A "curve" in finance is merely a function of time, $f(t)$.

The two most frequently used curves are discount curve $D(t)$, and volatility curve. The latter is not of interest for this subject, but discount curve gives the present value of a unit of currency at a future time $t$.

As the discount curve is supposed to be non-negative, it is often, in practice, implemented as an exponential of a "(term) yield curve" $y(t)$

$D(t) = e^{-y(t)t}$

Now there are many discount and discount-like curves, which have the same shape, but do not exactly represent the present value of a unit of currency. For example a "survival curve" used in credit has the same form, but has a slightly different meaning.

True discount curves are build differently in different contexts. The two most important discount curves in the past were "government curve" and "(libor) swap curve". The former was stripped from the government debt instruments, and its corresponding yield curve represented the cost of the borrowing by the government. It was supposed to be closest to the concept of the risk-free curve. Still is.

However in every currency, or rather, financial center, there existed an "IBOR" market, the market of unsecured interbank lending. There were multiple terms of such lending, from overnight to 1, 3, 6 and 12 months. The indicative cost of such lending was represented by IBORs.

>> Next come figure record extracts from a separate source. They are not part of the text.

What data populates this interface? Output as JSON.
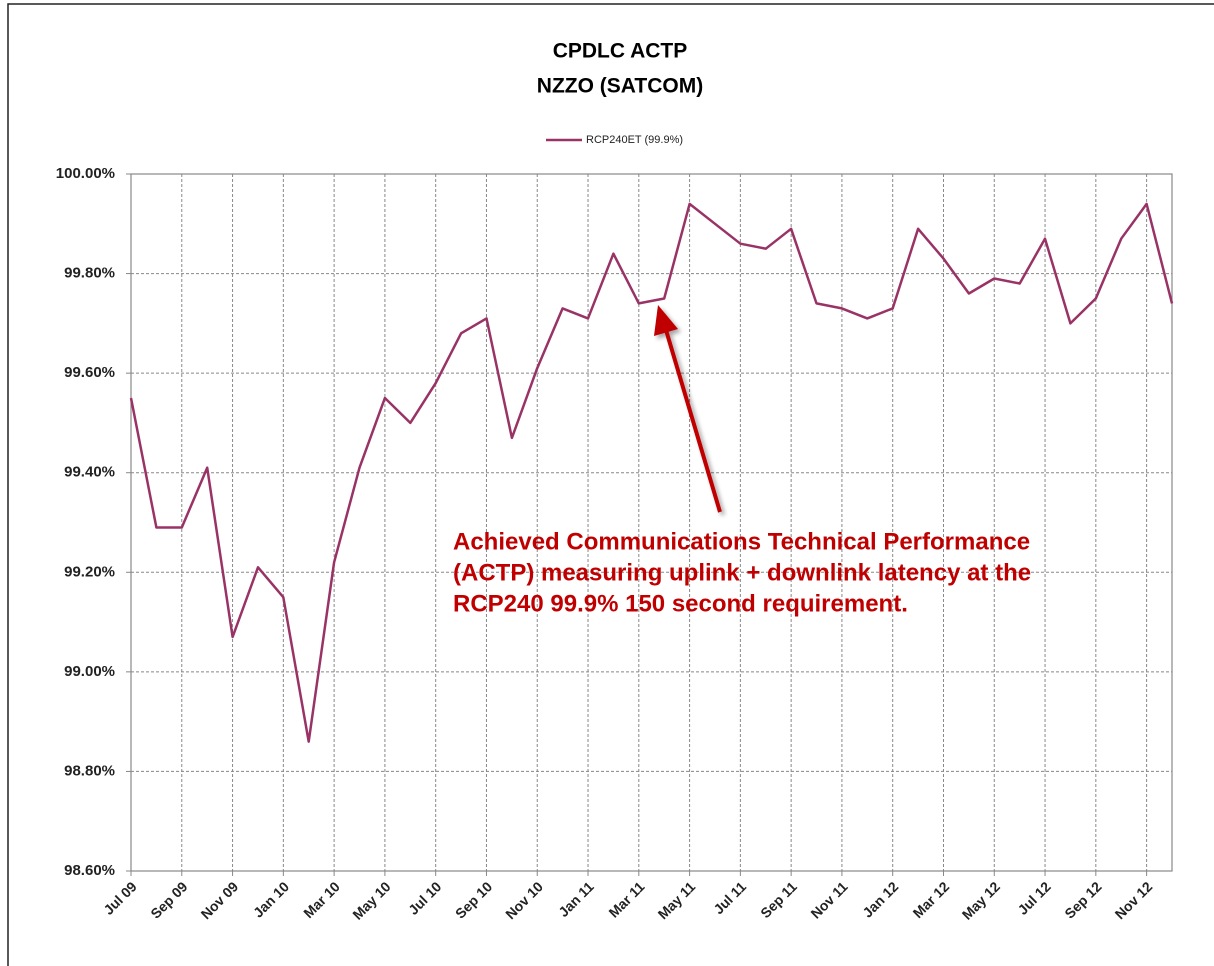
{
  "chart_data": {
    "type": "line",
    "title": "CPDLC ACTP",
    "subtitle": "NZZO (SATCOM)",
    "annotation": [
      "Achieved Communications Technical Performance",
      "(ACTP) measuring uplink + downlink latency at the",
      "RCP240 99.9% 150 second requirement."
    ],
    "categories": [
      "Jul 09",
      null,
      "Sep 09",
      null,
      "Nov 09",
      null,
      "Jan 10",
      null,
      "Mar 10",
      null,
      "May 10",
      null,
      "Jul 10",
      null,
      "Sep 10",
      null,
      "Nov 10",
      null,
      "Jan 11",
      null,
      "Mar 11",
      null,
      "May 11",
      null,
      "Jul 11",
      null,
      "Sep 11",
      null,
      "Nov 11",
      null,
      "Jan 12",
      null,
      "Mar 12",
      null,
      "May 12",
      null,
      "Jul 12",
      null,
      "Sep 12",
      null,
      "Nov 12",
      null
    ],
    "series": [
      {
        "name": "RCP240ET (99.9%)",
        "color": "#993366",
        "values": [
          99.55,
          99.29,
          99.29,
          99.41,
          99.07,
          99.21,
          99.15,
          98.86,
          99.22,
          99.41,
          99.55,
          99.5,
          99.58,
          99.68,
          99.71,
          99.47,
          99.61,
          99.73,
          99.71,
          99.84,
          99.74,
          99.75,
          99.94,
          99.9,
          99.86,
          99.85,
          99.89,
          99.74,
          99.73,
          99.71,
          99.73,
          99.89,
          99.83,
          99.76,
          99.79,
          99.78,
          99.87,
          99.7,
          99.75,
          99.87,
          99.94,
          99.74
        ]
      }
    ],
    "ylim": [
      98.6,
      100
    ],
    "yticks": [
      {
        "value": 98.6,
        "label": "98.60%"
      },
      {
        "value": 98.8,
        "label": "98.80%"
      },
      {
        "value": 99.0,
        "label": "99.00%"
      },
      {
        "value": 99.2,
        "label": "99.20%"
      },
      {
        "value": 99.4,
        "label": "99.40%"
      },
      {
        "value": 99.6,
        "label": "99.60%"
      },
      {
        "value": 99.8,
        "label": "99.80%"
      },
      {
        "value": 100,
        "label": "100.00%"
      }
    ],
    "grid": true,
    "legend": "top"
  }
}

IBORs became an important benchmark and various longer term debt products were invented, referencing the future IBOR rates of different tenors. Also to hedge longer term borrowings via fixed bonds, IBOR swaps were invented, which would swap fixed rates of given tenor for the future IBOR rate of some tenor, the tenors not necessarily being same. But in each currency there was a "standard" specification. For example, USD swap was 3 month floating vs 6 month fixed, EUR was 6 month floating vs 1 year fixed, GBP was 6 month floating vs 6 month fixed.

So now we can define was the swap curve meant. The swap curve was a "self discounting" curve derived from the products referencing IBOR with a given term. To price a such a swap on needs to know the discount factors to discount both fixed and floating future payments. There is a famous result that if you use same curve for computing forward floating rates as you use for discounting (and such curves are called "self discounting", then the value of the floating leg is $1-D(T)$, where $T$ is maturity of the swap.

Thus, at the time, swap curves meant self discounting curves referencing a concrete tenor, hence not only some abstract discount factor could be computed using this curve, but also the forward. That was the point. E.g. the standard USD swap curve, stripped from USD Libor deposits, 3m fras and standard 3m floating vs 6m fixed swaps could also be used to compute 3m Libor forwards till the end of the curve. It could also be used to come the swap forward rates, which was relevant for swaption pricing.

All these curves were independent and could only be used to price swaps of the given tenor, or compute forward of the given tenor. Legs of the tenor basis swaps were priced individually using the corresponding tenor swap curves.

This all changed with introduction of the OIS and now RFR discounting. Now the only self-discounting "swap" curves in the former sense are RFR swap curves. They are used both to discount cashflows of the RFR swaps and to compute the forwards.

The remaining IBOR swaps now need two curves to be priced. RFR curves are used for discounting, but "projection" curves are used to compute forwards.

As such, except for the RFR swap curves, there are no more swap curves in the traditional sense, and the curves used to compute forwards except for the RFR rates are better called "projection curves" to avoid confusion.